Halibut Roulade
Nutritional values
(Percentage of daily recommendation)
Calorie | 342 cal. | (16 %) | ||
Protein | 46 g | (47 %) | ||
Fat | 12 g | (10 %) | ||
Carbohydrates | 11 g | (7 %) | ||
Sugar added | 0 g | (0 %) | ||
Roughage | 4.8 g | (16 %) |
Vitamin A | 1.1 mg | (138 %) | ||
Vitamin D | 10.3 μg | (52 %) | ||
Vitamin E | 4.2 mg | (35 %) | ||
Vitamin K | 55.8 μg | (93 %) | ||
Vitamin B₁ | 0.3 mg | (30 %) | ||
Vitamin B₂ | 0.3 mg | (27 %) | ||
Niacin | 23.5 mg | (196 %) | ||
Vitamin B₆ | 1.4 mg | (100 %) | ||
Folate | 90 μg | (30 %) | ||
Pantothenic acid | 1.2 mg | (20 %) | ||
Biotin | 14.9 μg | (33 %) | ||
Vitamin B₁₂ | 2.3 μg | (77 %) | ||
Vitamin C | 85 mg | (89 %) | ||
Potassium | 1,445 mg | (36 %) | ||
Calcium | 111 mg | (11 %) | ||
Magnesium | 95 mg | (32 %) | ||
Iron | 2.2 mg | (15 %) | ||
Iodine | 80 μg | (40 %) | ||
Zinc | 1.5 mg | (19 %) | ||
Saturated fatty acids | 4.5 g | |||
Uric acid | 419 mg | |||
Cholesterol | 77 mg | |||
Complete sugar | 7 g |
Ingredients
- Ingredients
- 8 Halibut fillet (each about 100 grams)
- 200 grams green Beans
- 200 grams Baby carrot
- salt
- white peppers
- 1 Tbsp butter (15 grams)
- 1 onion
- 1 garlic clove
- 1 red Bell pepper
- 1 Tbsp olive oil
- 1 tsp ground paprika (sweet)
- 200 milliliters fish stock (from a jar)
- 50 grams Sour cream
- Chives
- In addition
- Food-safe craft stick
Preparation steps
Rinse fish fillets under cold water and pat dry.

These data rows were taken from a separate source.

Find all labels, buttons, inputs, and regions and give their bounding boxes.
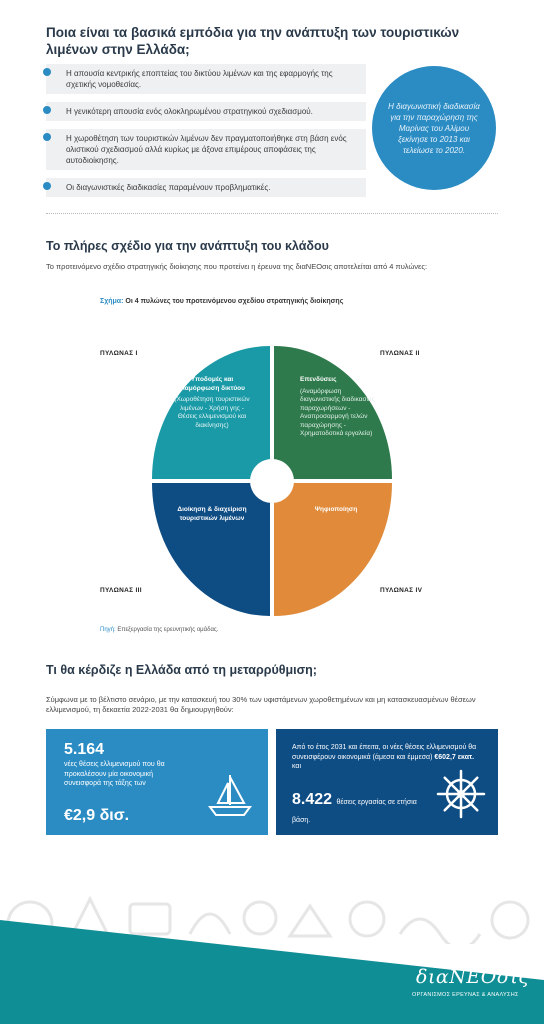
list-item bbox=[46, 64, 366, 94]
berths-stat-box bbox=[46, 729, 268, 835]
berths-text: νέες θέσεις ελλιμενισμού που θα προκαλέσουν μία οικονομική συνεισφορά της τάξης των bbox=[64, 761, 165, 787]
berths-number: 5.164 bbox=[64, 741, 105, 758]
section3-title: Τι θα κέρδιζε η Ελλάδα από τη μεταρρύθμιση; bbox=[46, 663, 317, 677]
sailboat-icon bbox=[204, 769, 256, 821]
figure-caption bbox=[100, 298, 343, 305]
bullet-icon bbox=[43, 182, 51, 190]
divider bbox=[46, 213, 498, 214]
jobs-text-c: θέσεις εργασίας σε ετήσια βάση. bbox=[292, 799, 417, 824]
pillar-1-title: Υποδομές και διαμόρφωση δικτύου bbox=[179, 376, 245, 392]
bullet-icon bbox=[43, 133, 51, 141]
jobs-figure bbox=[292, 791, 424, 827]
annual-contribution: €602,7 εκατ. bbox=[434, 753, 475, 761]
diagram-hub bbox=[250, 459, 294, 503]
jobs-stat-box bbox=[276, 729, 498, 835]
pillar-2-text bbox=[300, 376, 376, 439]
list-item bbox=[46, 178, 366, 197]
pillar-3-text bbox=[174, 506, 250, 523]
pillar-label-4: ΠΥΛΩΝΑΣ IV bbox=[380, 587, 423, 594]
contribution-amount: €2,9 δισ. bbox=[64, 807, 130, 824]
list-item-text: Η γενικότερη απουσία ενός ολοκληρωμένου στρατηγικού σχεδιασμού. bbox=[66, 107, 313, 116]
pillar-label-2: ΠΥΛΩΝΑΣ ΙΙ bbox=[380, 350, 420, 357]
jobs-number: 8.422 bbox=[292, 791, 333, 808]
figure-label: Σχήμα: bbox=[100, 298, 124, 305]
source-text: Επεξεργασία της ερευνητικής ομάδας. bbox=[117, 627, 219, 633]
list-item bbox=[46, 129, 366, 170]
callout-text: Η διαγωνιστική διαδικασία για την παραχώρηση της Μαρίνας του Αλίμου ξεκίνησε το 2013 και τελείωσε το 2020. bbox=[388, 101, 480, 155]
pillar-label-1: ΠΥΛΩΝΑΣ Ι bbox=[100, 350, 138, 357]
figure-caption-text: Οι 4 πυλώνες του προτεινόμενου σχεδίου στρατηγικής διοίκησης bbox=[125, 298, 344, 305]
list-item bbox=[46, 102, 366, 121]
pillar-4-title: Ψηφιοποίηση bbox=[314, 506, 358, 513]
ship-wheel-icon bbox=[434, 767, 488, 821]
pillar-4-quadrant bbox=[274, 483, 392, 616]
list-item-text: Η χωροθέτηση των τουριστικών λιμένων δεν πραγματοποιήθηκε στη βάση ενός ολιστικού σχεδιασμού αλλά κυρίως με άξονα επιμέρους αποφάσεις της αυτοδιοίκησης. bbox=[66, 134, 347, 165]
pillar-1-text bbox=[174, 376, 250, 430]
pillar-3-title: Διοίκηση & διαχείριση τουριστικών λιμένων bbox=[177, 506, 247, 522]
section3-intro: Σύμφωνα με το βέλτιστο σενάριο, με την κατασκευή του 30% των υφιστάμενων χωροθετημένων και μη κατασκευασμένων θέσεων ελλιμενισμού, τη δεκαετία 2022-2031 θα δημιουργηθούν: bbox=[46, 695, 476, 714]
logo-subtitle: ΟΡΓΑΝΙΣΜΟΣ ΕΡΕΥΝΑΣ & ΑΝΑΛΥΣΗΣ bbox=[412, 992, 519, 998]
list-item-text: Οι διαγωνιστικές διαδικασίες παραμένουν προβληματικές. bbox=[66, 183, 271, 192]
jobs-text-b: και bbox=[292, 763, 302, 770]
section2-intro: Το προτεινόμενο σχέδιο στρατηγικής διοίκησης που προτείνει η έρευνα της διαΝΕΟσις αποτελείται από 4 πυλώνες: bbox=[46, 262, 428, 271]
pillar-2-detail: (Αναμόρφωση διαγωνιστικής διαδικασίας παραχωρήσεων - Αναπροσαρμογή τελών παραχώρησης - Χρηματοδοτικά εργαλεία) bbox=[300, 387, 375, 437]
pillar-4-text bbox=[298, 506, 374, 515]
jobs-text-a: Από το έτος 2031 και έπειτα, οι νέες θέσεις ελλιμενισμού θα συνεισφέρουν οικονομικά (άμεσα και έμμεσα) bbox=[292, 744, 477, 761]
obstacles-list bbox=[46, 64, 366, 205]
pillar-2-title: Επενδύσεις bbox=[300, 376, 337, 383]
section2-title: Το πλήρες σχέδιο για την ανάπτυξη του κλάδου bbox=[46, 239, 329, 253]
pillars-diagram bbox=[152, 346, 392, 621]
pillar-3-quadrant bbox=[152, 483, 270, 616]
alimos-callout bbox=[372, 66, 496, 190]
section1-title: Ποια είναι τα βασικά εμπόδια για την ανάπτυξη των τουριστικών λιμένων στην Ελλάδα; bbox=[46, 25, 460, 57]
list-item-text: Η απουσία κεντρικής εποπτείας του δικτύου λιμένων και της εφαρμογής της σχετικής νομοθεσίας. bbox=[66, 69, 333, 89]
figure-source bbox=[100, 627, 218, 633]
bullet-icon bbox=[43, 106, 51, 114]
source-label: Πηγή: bbox=[100, 627, 116, 633]
bullet-icon bbox=[43, 68, 51, 76]
pillar-1-detail: (Χωροθέτηση τουριστικών λιμένων - Χρήση γης - Θέσεις ελλιμενισμού και διακίνησης) bbox=[174, 396, 250, 429]
dianeosis-logo: διαΝΕΟσις bbox=[416, 966, 530, 988]
pillar-label-3: ΠΥΛΩΝΑΣ ΙΙΙ bbox=[100, 587, 142, 594]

Rinse carrots and beans, peel carrots. Blanch both in boiling salted water for 3-4 minutes or until al dente. Rinse with cold water and drain.
Season fish fillets with salt and pepper, place some beans and carrots in the middle of each, roll up and secure with skewers.
Melt butter and butter casserole dish with it. Arrange fish in the dish, drizzle with remaining butter and bake in preheated oven at 140°C (fan 120°C; gas mark 1-2) (approximately 275°F) for 15-20 minutes.
Prepare sauce. Peel onion and garlic and dice finely. Rinse bell pepper, halve and remove seeds and ribs, dice.
Heat oil in a pan. Saute onion, garlic and pepper on medium heat for 1-2 minutes. Season with paprika, add fish stock and simmer until soft for 4-5 minutes. Puree and strain through a sieve.
Heat up sauce and simmer until desired consistency is reached. Remove from heat, add sour cream and season with salt and pepper.
Rinse chives, shake dry and cut into rings.
Arrange fish on plates, drizzle with sauce and sprinkle with chives. Serve.